To date, little is known about the feasibility and survival outcome of patients who undergo surgery for synchronously hepatic metastasized PDACs. To the best of our knowledge, this is the first study to compare survival of patients after extended surgery for synchronous hepatic metastases (M1surg) to patients with localized disease (M0).
Taking the revised 8th edition TNM staging system into account with inclusion of lymphatic, perineural, and venous infiltration, our data demonstrated that patients with isolated synchronous hepatic metastases showed a similar overall survival in multivariate analysis compared to patients with localized disease (Group M1surg vs. M0). Length of hospitalization, morbidity and mortality rates did not show any statistical difference between the two groups.
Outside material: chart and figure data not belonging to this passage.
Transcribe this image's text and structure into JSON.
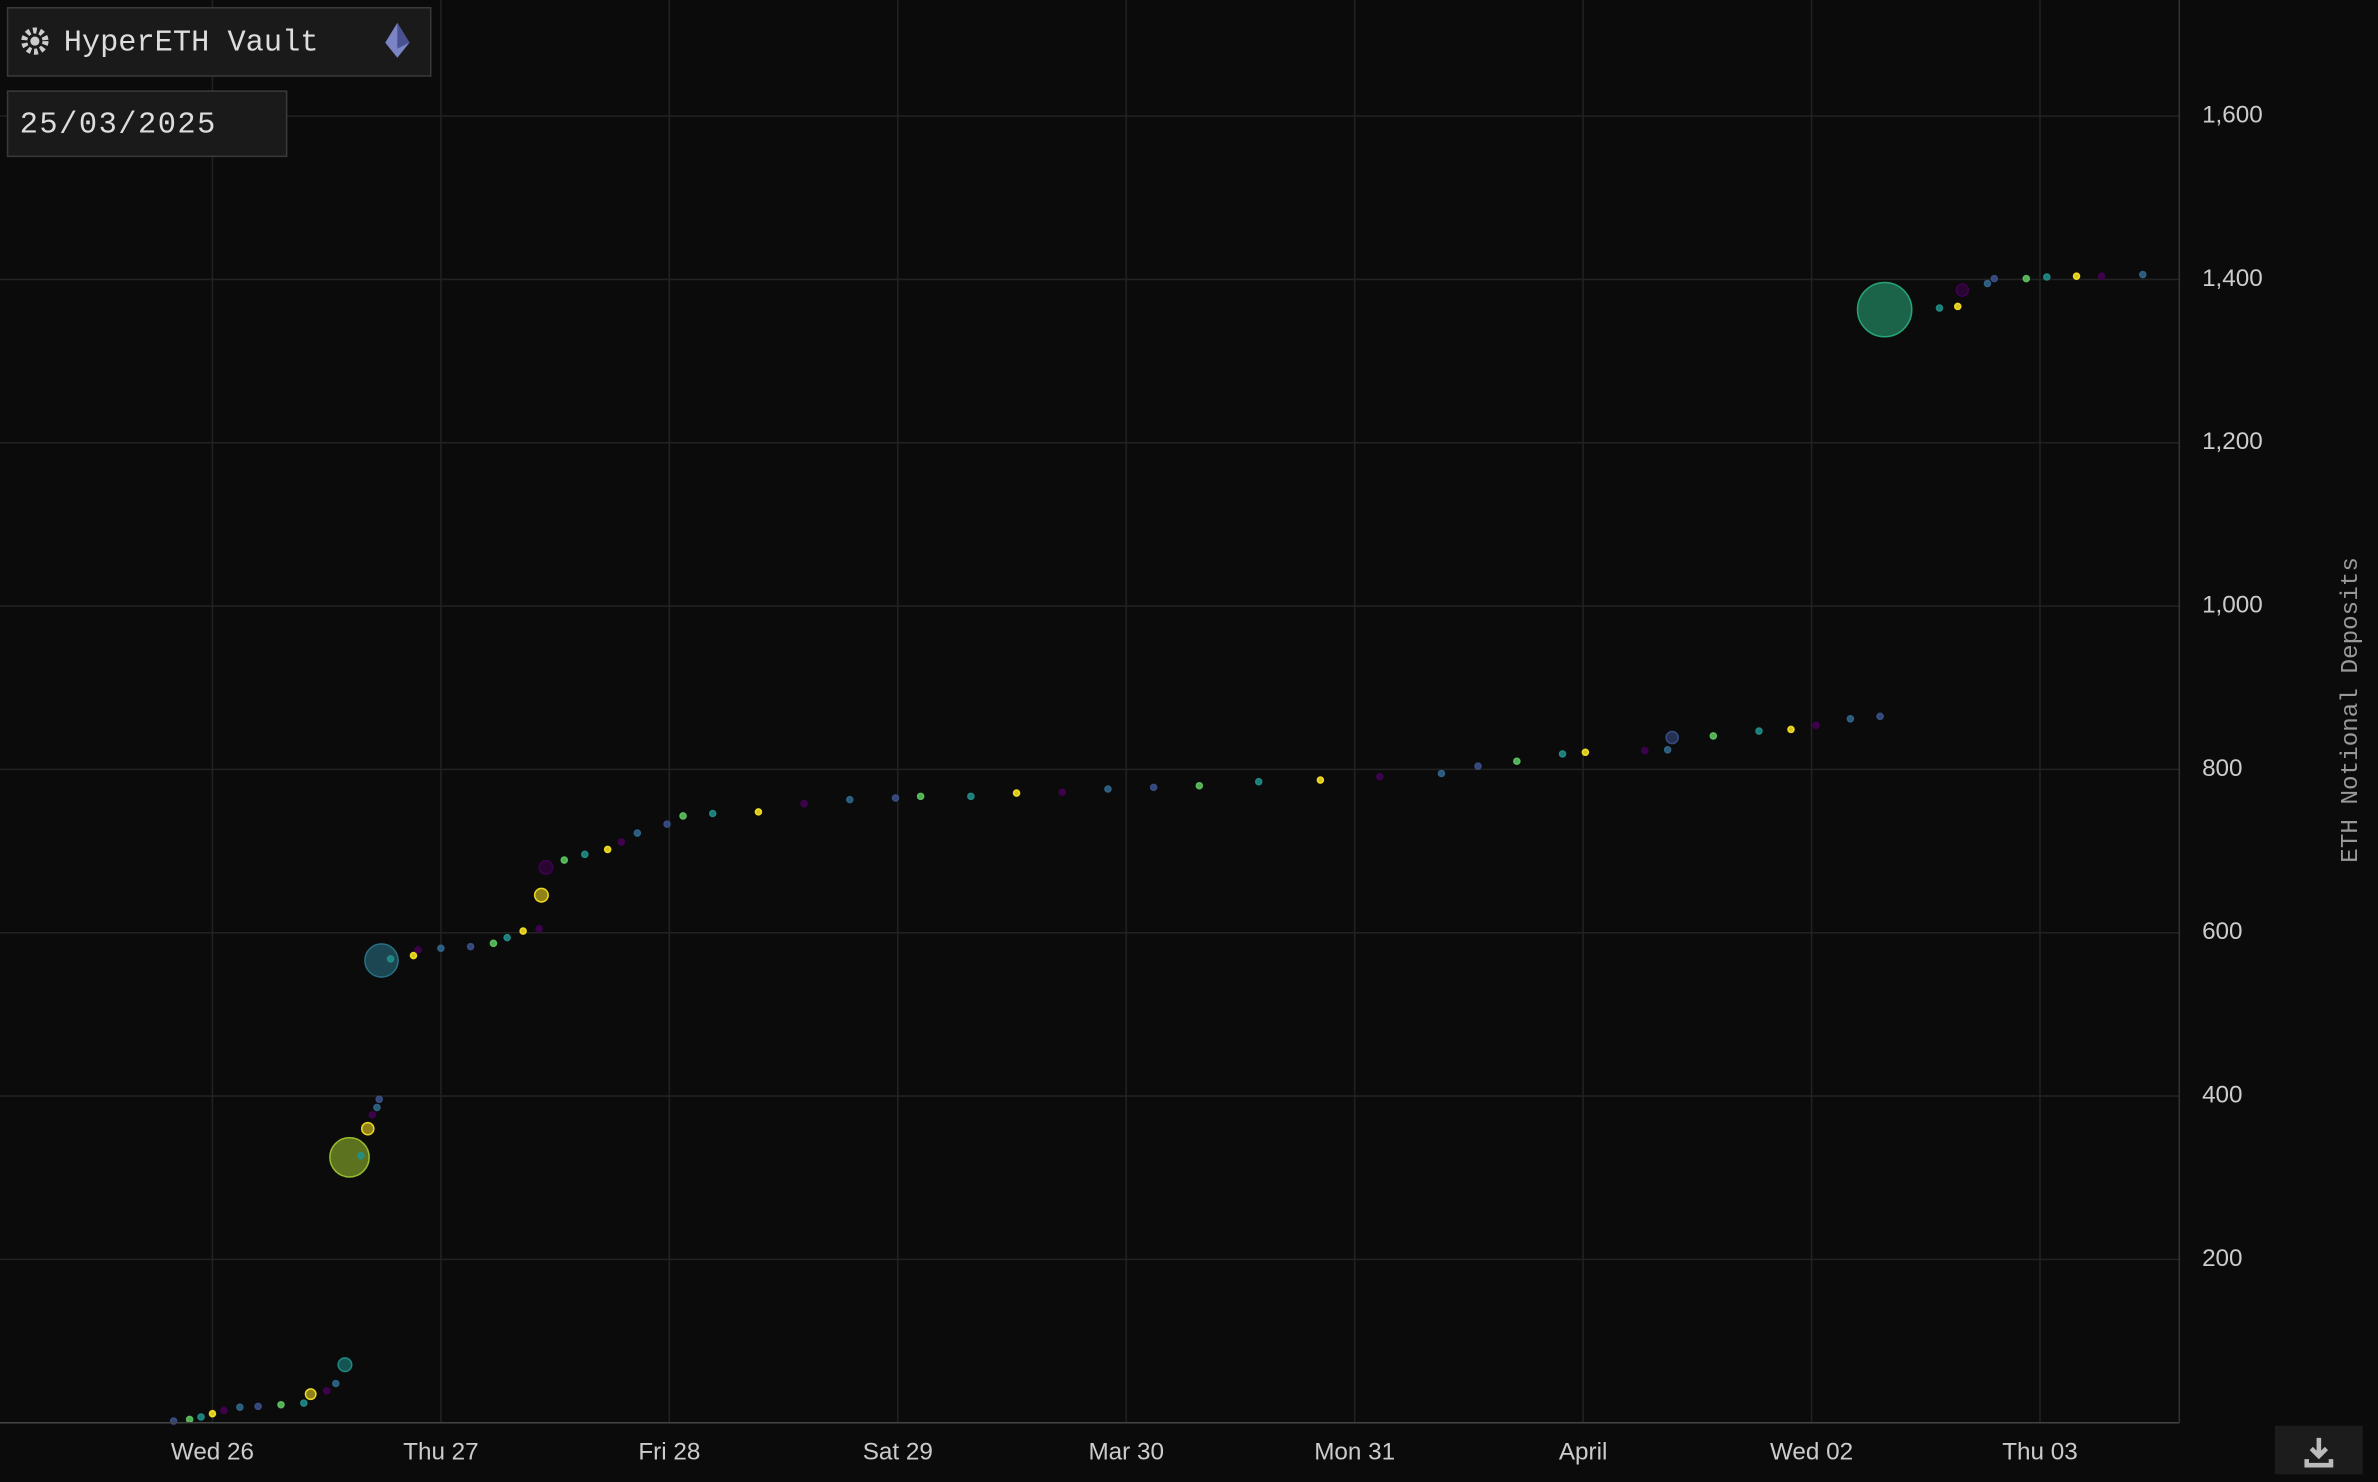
{
  "chart_data": {
    "type": "scatter",
    "title": "HyperETH Vault",
    "date": "25/03/2025",
    "ylabel": "ETH Notional Deposits",
    "x": [
      25.83,
      25.9,
      25.95,
      26,
      26.05,
      26.12,
      26.2,
      26.3,
      26.4,
      26.43,
      26.5,
      26.54,
      26.58,
      26.6,
      26.65,
      26.68,
      26.7,
      26.72,
      26.73,
      26.74,
      26.78,
      26.88,
      26.9,
      27,
      27.13,
      27.23,
      27.29,
      27.36,
      27.43,
      27.44,
      27.46,
      27.54,
      27.63,
      27.73,
      27.79,
      27.86,
      27.99,
      28.06,
      28.19,
      28.39,
      28.59,
      28.79,
      28.99,
      29.1,
      29.32,
      29.52,
      29.72,
      29.92,
      30.12,
      30.32,
      30.58,
      30.85,
      31.11,
      31.38,
      31.54,
      31.71,
      31.91,
      32.01,
      32.27,
      32.37,
      32.39,
      32.57,
      32.77,
      32.91,
      33.02,
      33.17,
      33.3,
      33.32,
      33.56,
      33.64,
      33.66,
      33.77,
      33.8,
      33.94,
      34.03,
      34.16,
      34.27,
      34.45
    ],
    "values": [
      2,
      4,
      7,
      11,
      15,
      19,
      20,
      22,
      24,
      35,
      39,
      48,
      71,
      325,
      327,
      360,
      377,
      386,
      396,
      566,
      568,
      572,
      579,
      581,
      583,
      587,
      594,
      602,
      605,
      646,
      680,
      689,
      696,
      702,
      711,
      722,
      733,
      743,
      746,
      748,
      758,
      763,
      765,
      767,
      767,
      771,
      772,
      776,
      778,
      780,
      785,
      787,
      791,
      795,
      804,
      810,
      819,
      821,
      823,
      824,
      839,
      841,
      847,
      849,
      854,
      862,
      865,
      1363,
      1365,
      1367,
      1387,
      1395,
      1401,
      1401,
      1403,
      1404,
      1404,
      1406
    ],
    "sizes": [
      1,
      1,
      1,
      1,
      1,
      1,
      1,
      1,
      1,
      3,
      1,
      1,
      5,
      42,
      1,
      4,
      1,
      1,
      1,
      30,
      1,
      1,
      1,
      1,
      1,
      1,
      1,
      1,
      1,
      5,
      5,
      1,
      1,
      1,
      1,
      1,
      1,
      1,
      1,
      1,
      1,
      1,
      1,
      1,
      1,
      1,
      1,
      1,
      1,
      1,
      1,
      1,
      1,
      1,
      1,
      1,
      1,
      1,
      1,
      1,
      4,
      1,
      1,
      1,
      1,
      1,
      1,
      80,
      1,
      1,
      4,
      1,
      1,
      1,
      1,
      1,
      1,
      1
    ],
    "colors": [
      "#3b528b",
      "#5ec962",
      "#21918c",
      "#fde725",
      "#440154",
      "#31688e",
      "#3b528b",
      "#5ec962",
      "#21918c",
      "#fde725",
      "#440154",
      "#31688e",
      "#21918c",
      "#a0c832",
      "#21918c",
      "#fde725",
      "#440154",
      "#31688e",
      "#3b528b",
      "#2a788e",
      "#21918c",
      "#fde725",
      "#440154",
      "#31688e",
      "#3b528b",
      "#5ec962",
      "#21918c",
      "#fde725",
      "#440154",
      "#fde725",
      "#440154",
      "#5ec962",
      "#21918c",
      "#fde725",
      "#440154",
      "#31688e",
      "#3b528b",
      "#5ec962",
      "#21918c",
      "#fde725",
      "#440154",
      "#31688e",
      "#3b528b",
      "#5ec962",
      "#21918c",
      "#fde725",
      "#440154",
      "#31688e",
      "#3b528b",
      "#5ec962",
      "#21918c",
      "#fde725",
      "#440154",
      "#31688e",
      "#3b528b",
      "#5ec962",
      "#21918c",
      "#fde725",
      "#440154",
      "#31688e",
      "#3b528b",
      "#5ec962",
      "#21918c",
      "#fde725",
      "#440154",
      "#31688e",
      "#3b528b",
      "#29af7f",
      "#21918c",
      "#fde725",
      "#440154",
      "#31688e",
      "#3b528b",
      "#5ec962",
      "#21918c",
      "#fde725",
      "#440154",
      "#31688e"
    ],
    "xlim": [
      25.07,
      34.61
    ],
    "ylim": [
      0,
      1742
    ],
    "xticks": [
      {
        "value": 26,
        "label": "Wed 26"
      },
      {
        "value": 27,
        "label": "Thu 27"
      },
      {
        "value": 28,
        "label": "Fri 28"
      },
      {
        "value": 29,
        "label": "Sat 29"
      },
      {
        "value": 30,
        "label": "Mar 30"
      },
      {
        "value": 31,
        "label": "Mon 31"
      },
      {
        "value": 32,
        "label": "April"
      },
      {
        "value": 33,
        "label": "Wed 02"
      },
      {
        "value": 34,
        "label": "Thu 03"
      }
    ],
    "yticks": [
      200,
      400,
      600,
      800,
      {
        "value": 1000,
        "label": "1,000"
      },
      {
        "value": 1200,
        "label": "1,200"
      },
      {
        "value": 1400,
        "label": "1,400"
      },
      {
        "value": 1600,
        "label": "1,600"
      }
    ],
    "grid": true
  }
}
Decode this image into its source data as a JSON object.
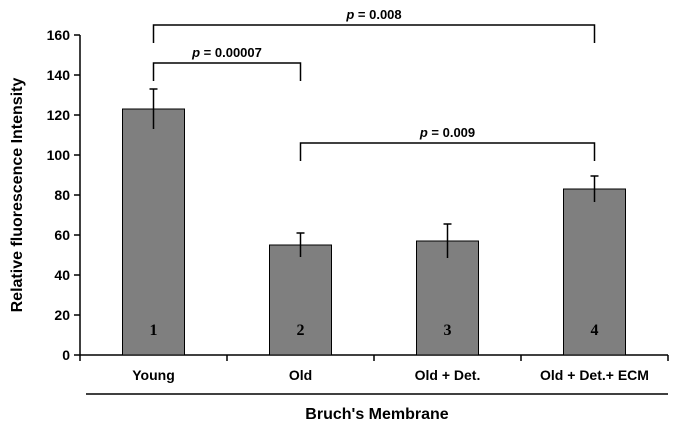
{
  "chart_data": {
    "type": "bar",
    "categories": [
      "Young",
      "Old",
      "Old + Det.",
      "Old + Det.+ ECM"
    ],
    "values": [
      123,
      55,
      57,
      83
    ],
    "errors": [
      10,
      6,
      8.5,
      6.5
    ],
    "bar_labels": [
      "1",
      "2",
      "3",
      "4"
    ],
    "xlabel": "Bruch's Membrane",
    "ylabel": "Relative fluorescence Intensity",
    "ylim": [
      0,
      160
    ],
    "yticks": [
      0,
      20,
      40,
      60,
      80,
      100,
      120,
      140,
      160
    ],
    "bar_color": "#7f7f7f",
    "grid": false,
    "significance": [
      {
        "from": 0,
        "to": 1,
        "label_prefix": "p",
        "label_value": " = 0.00007",
        "level": 146
      },
      {
        "from": 0,
        "to": 3,
        "label_prefix": "p",
        "label_value": " = 0.008",
        "level": 165
      },
      {
        "from": 1,
        "to": 3,
        "label_prefix": "p",
        "label_value": " = 0.009",
        "level": 106
      }
    ]
  }
}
Improved survival outcome by curative surgery, especially in regard to long-term outcome, has never been adequately studied in patients with limited and isolated synchronous hepatic metastases of PDAC. To date, surgery in these cases is not recommended in any current guideline. Therefore, this treatment strategy is only applied in highly selected patients (11, 12). However, for colorectal liver metastases, surgery remains the gold standard of care. Moreover, it has been proven to be oncologically beneficial, to prolong survival, and to improve the quality of life (13, 14). Furthermore, surgical therapy is also widely accepted for hepatic metastases of pancreatic neuroendocrine tumors (15). In PDAC with oligometastatic disease, however, only limited evidence is available.
It is clear that the decision for a surgical approach is made after subjective reflection of the surgeon. To date, pancreatic resections with synchronous metastasectomies of the liver are rarely performed only in high-volume centers with adequate experience (16). Thus, to date, only case reports and a limited number of larger case series exist. In previous literature, patients with surgically resected synchronously metastasized PDACs were mostly correlated to patients who were treated in palliative intent (16–20).
In two recent studies, a larger number of patients with synchronously hepatic metastasized PDACs were analyzed (16, 18). Six European pancreatic centers retrospectively reported on 69 patients diagnosed with synchronously hepatic metastasized PDACs, who received simultaneous pancreatic and liver resections (18). Patients treated in palliative intent served as a control group. A significant benefit for survival was achieved for patients undergoing this extensive surgical approach with tolerable rates of morbidity and mortality compared to patients who only received an exploration (14.5 vs. 7.5 months respectively; p < 0.001). In a large single-center study from Heidelberg, analogous
results were reported (16). No study compared the survival outcome after synchronously oligometastatic resection to patients with localized PDACs (M0). Our results clearly showed for the first time a survival benefit after surgery for M1 PDACs, as survival outcome was similar in patients with localized disease (M0).
However, our study has several limitations including different applied adjuvant treatment regimes. FOLFIRNOX for a multimodal treatment setting was applied in 22.8% of all M1surg and only 8.1% of all M0 patients. An intensified gemcitabine/cisplatin based adjuvant radiochemotherapy was again only administered in M1surg patients. Presumably, this might have influenced the benefit in survival outcome in M1surg patients. Considering the limited number of patients in group M1surg with FOLFIRINOX as a multimodal treatment concept, further studies are warranted to analyze the oncological benefit of this interdisciplinary therapeutic approach and foremost the setting of multimodality (9, 21).